Paris Anlaşması'nın 2015 yılında kabul edilmesinden bu yana, neredeyse 200 ülke sera gazı emisyonlarını azaltmayı taahhüt etmişti. Ancak, raporun belirttiğine göre, Karbon Majörleri Veritabanı'nda listelenen 100 devlet ve yatırımcı şirketten 58'i bu taahhütlere rağmen üretimlerini artırmış durumda.
Raporda dikkat çeken bir diğer nokta da, kömür tüketiminin son yıllarda rekor seviyelere çıktığı. Uluslararası Enerji Ajansı'na göre, yedi yıllık dönemde kömür tüketimi yüzde sekiz artarak 8.3 milyar tona ulaştı. Bu da, fosil yakıt kullanımının hala artmakta olduğunu ve iklim değişikliğiyle mücadelede daha fazla çaba harcanması gerektiğini gösteriyor.
Raporda adı geçen şirketler arasında, Exxon Mobil gibi Amerikan şirketleri, Rusya'nın Gazprom'u ve Suudi Arabistan'ın Aramco şirketi gibi devlet şirketleri bulunuyor. Bu şirketler, yüksek kar elde ederken çevresel etkileri göz ardı etmekle suçlanıyor ve iklim politikalarının oluşturulmasında engel oluyorlar.

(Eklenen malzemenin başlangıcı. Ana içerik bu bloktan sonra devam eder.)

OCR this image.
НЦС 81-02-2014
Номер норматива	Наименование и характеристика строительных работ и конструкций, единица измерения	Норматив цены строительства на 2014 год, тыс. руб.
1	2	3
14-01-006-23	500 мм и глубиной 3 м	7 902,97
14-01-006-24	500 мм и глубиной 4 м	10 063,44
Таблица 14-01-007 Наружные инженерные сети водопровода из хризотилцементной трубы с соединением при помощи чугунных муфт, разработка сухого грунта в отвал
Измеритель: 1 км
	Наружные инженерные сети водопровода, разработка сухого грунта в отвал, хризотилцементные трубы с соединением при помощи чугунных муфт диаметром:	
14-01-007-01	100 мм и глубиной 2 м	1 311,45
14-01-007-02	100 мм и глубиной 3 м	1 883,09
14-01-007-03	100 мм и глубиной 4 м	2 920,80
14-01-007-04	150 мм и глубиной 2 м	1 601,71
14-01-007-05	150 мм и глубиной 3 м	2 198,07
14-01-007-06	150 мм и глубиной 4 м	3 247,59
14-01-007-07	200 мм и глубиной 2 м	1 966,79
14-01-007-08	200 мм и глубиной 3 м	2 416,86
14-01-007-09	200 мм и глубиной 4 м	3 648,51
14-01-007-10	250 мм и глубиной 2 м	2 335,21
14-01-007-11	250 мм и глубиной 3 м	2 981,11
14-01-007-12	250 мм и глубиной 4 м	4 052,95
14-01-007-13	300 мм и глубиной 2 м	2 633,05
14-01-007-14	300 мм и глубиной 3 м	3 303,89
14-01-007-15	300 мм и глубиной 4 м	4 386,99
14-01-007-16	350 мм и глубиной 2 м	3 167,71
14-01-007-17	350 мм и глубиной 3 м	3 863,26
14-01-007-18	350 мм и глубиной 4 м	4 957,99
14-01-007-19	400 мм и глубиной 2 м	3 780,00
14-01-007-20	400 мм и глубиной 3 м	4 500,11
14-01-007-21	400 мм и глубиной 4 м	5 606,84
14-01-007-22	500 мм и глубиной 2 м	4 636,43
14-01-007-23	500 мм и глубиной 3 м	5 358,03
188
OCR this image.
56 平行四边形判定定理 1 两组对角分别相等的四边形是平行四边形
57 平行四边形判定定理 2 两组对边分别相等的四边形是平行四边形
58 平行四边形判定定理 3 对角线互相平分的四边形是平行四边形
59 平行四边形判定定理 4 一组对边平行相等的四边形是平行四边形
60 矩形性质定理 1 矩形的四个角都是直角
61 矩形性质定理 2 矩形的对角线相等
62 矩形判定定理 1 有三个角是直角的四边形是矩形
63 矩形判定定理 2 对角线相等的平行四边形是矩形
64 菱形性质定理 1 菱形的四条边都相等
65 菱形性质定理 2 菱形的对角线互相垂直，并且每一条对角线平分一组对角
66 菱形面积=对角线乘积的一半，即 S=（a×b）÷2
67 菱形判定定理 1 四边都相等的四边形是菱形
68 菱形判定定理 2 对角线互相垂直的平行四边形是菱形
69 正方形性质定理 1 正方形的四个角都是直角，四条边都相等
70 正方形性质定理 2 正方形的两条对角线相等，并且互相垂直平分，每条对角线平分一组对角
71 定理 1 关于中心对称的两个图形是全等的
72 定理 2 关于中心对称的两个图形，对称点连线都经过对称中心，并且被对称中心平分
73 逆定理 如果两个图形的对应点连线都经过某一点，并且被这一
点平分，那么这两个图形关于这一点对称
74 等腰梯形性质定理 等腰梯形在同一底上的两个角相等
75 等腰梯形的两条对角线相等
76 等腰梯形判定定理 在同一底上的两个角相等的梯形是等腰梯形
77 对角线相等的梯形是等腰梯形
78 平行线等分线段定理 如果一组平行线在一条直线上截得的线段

Uzmanlar, bu raporun, fosil yakıtların hala ekonomide önemli bir yer tuttuğunu ve iklim değişikliğiyle mücadelede daha katı önlemlerin alınması gerektiğini gösterdiğini belirtiyorlar. Ayrıca, uluslararası işbirliğinin ve şirketlerin daha fazla sorumluluk almasının önemini vurguluyorlar.